– Да, – Лидия опустила глаза. Держать это в себе не имело смысла – Я…ты знаешь, что такое шампунь?
– Ну конечно знаю. Мой любимый называется «Детский аист». Он вкусно пахнет и много пены. Я когда в ванной бываю, люблю его в воду…
– Да, да, поняла,– остановила Лидия эту восторженную оду пенным процедурам. – Ты знаешь, что такое шампунь. Так вот, я работаю в таком месте, где продаются эти шампуни.
– Ух ты, как круто! А «Детский аист» у вас есть?

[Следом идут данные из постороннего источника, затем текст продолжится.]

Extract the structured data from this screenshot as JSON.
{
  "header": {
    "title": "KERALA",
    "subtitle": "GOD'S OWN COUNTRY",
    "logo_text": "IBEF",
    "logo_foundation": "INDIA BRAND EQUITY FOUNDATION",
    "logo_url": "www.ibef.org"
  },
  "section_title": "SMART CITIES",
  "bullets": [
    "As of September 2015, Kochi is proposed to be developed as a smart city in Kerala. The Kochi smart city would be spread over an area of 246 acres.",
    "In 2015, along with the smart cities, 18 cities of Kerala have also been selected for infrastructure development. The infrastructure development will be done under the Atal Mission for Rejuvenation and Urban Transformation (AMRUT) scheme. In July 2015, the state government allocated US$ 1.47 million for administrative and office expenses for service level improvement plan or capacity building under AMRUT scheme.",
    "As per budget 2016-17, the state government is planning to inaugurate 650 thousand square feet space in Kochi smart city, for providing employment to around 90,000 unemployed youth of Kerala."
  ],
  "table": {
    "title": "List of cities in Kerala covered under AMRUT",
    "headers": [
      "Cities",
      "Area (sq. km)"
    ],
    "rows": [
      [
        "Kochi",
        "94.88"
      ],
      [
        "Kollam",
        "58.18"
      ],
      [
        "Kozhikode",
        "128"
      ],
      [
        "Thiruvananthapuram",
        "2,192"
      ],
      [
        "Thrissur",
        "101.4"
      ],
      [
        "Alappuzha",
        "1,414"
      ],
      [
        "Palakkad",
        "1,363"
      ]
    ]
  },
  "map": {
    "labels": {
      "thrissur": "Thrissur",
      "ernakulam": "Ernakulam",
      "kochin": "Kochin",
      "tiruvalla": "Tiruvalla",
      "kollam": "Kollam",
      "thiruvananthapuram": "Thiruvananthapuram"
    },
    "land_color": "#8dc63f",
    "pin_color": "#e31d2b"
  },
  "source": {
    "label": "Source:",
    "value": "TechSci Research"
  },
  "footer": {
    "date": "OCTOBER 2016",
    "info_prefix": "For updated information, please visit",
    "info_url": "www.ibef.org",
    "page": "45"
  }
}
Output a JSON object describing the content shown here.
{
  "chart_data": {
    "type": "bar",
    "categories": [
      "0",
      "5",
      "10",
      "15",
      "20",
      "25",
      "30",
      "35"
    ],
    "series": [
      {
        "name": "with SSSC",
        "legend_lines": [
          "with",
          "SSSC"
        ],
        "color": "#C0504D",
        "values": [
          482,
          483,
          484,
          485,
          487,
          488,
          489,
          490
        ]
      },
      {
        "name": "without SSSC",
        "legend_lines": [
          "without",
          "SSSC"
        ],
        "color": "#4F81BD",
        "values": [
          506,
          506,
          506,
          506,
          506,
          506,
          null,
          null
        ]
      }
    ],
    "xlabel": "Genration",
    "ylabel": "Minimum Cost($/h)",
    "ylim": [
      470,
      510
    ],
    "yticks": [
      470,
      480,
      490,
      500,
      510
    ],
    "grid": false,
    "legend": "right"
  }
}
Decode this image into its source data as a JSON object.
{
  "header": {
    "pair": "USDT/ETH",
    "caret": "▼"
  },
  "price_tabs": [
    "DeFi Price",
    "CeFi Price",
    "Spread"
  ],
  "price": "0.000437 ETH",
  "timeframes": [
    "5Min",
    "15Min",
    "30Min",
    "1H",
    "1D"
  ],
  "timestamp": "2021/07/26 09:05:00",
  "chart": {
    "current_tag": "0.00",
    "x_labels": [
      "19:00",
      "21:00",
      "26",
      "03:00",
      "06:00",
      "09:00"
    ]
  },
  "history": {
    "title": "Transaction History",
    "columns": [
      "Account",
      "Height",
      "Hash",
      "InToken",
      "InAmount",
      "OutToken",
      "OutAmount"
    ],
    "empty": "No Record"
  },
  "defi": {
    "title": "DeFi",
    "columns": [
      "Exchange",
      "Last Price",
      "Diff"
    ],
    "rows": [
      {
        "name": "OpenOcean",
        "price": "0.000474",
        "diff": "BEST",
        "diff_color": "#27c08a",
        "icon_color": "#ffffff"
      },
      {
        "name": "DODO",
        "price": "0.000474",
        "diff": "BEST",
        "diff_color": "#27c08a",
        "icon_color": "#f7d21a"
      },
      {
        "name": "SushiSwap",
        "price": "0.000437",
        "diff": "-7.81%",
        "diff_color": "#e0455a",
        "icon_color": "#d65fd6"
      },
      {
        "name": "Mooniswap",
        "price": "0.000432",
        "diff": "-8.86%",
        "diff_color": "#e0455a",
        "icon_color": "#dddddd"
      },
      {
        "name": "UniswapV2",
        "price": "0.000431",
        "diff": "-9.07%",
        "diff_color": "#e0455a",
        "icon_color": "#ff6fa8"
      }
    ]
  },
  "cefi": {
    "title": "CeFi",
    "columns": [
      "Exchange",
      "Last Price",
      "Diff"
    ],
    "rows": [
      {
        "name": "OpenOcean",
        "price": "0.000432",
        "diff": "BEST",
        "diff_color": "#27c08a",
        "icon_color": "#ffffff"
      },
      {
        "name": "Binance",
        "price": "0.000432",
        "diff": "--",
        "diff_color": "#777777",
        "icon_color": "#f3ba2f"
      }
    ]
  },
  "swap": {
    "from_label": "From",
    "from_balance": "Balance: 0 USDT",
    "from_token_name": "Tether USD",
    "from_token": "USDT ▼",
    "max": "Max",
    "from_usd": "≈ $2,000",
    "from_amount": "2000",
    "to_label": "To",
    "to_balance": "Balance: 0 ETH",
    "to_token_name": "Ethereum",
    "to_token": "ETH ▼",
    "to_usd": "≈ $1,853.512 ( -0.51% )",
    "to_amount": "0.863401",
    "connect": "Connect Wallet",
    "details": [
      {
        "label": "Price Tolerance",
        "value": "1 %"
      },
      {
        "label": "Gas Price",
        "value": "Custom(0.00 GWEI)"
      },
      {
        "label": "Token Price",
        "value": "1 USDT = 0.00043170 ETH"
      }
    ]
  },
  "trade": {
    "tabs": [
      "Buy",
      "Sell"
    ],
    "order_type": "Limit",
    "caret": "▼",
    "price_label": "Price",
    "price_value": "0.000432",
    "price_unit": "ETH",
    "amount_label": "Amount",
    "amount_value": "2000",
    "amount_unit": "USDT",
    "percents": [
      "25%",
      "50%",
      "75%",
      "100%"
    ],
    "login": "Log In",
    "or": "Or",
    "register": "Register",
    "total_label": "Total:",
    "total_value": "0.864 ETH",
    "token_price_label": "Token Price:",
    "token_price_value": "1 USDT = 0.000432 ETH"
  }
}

– Есть, – Лидия вздохнула, не зная, как закончить признание.
– Прости, я тебя перебил.
– Тебе не зачем извиняться. Так вот, я брала шприц, набирала туда жидкость для чистки унитазов, прокалывала крышку шампуня и впрыскивала туда всю эту кислотную гадость. В основном в женские флаконы, иногда и в мужские тоже. Люди, которые их покупали, мылись и не подозревали, что моются средством для унитазов. И от этого у них выпадали волосы. Я это знаю потому, что они приходили жаловаться, но никто так и не мог понять причины. Производители до сих пор отбиваются от исков….Вот такая я гадская девчонка.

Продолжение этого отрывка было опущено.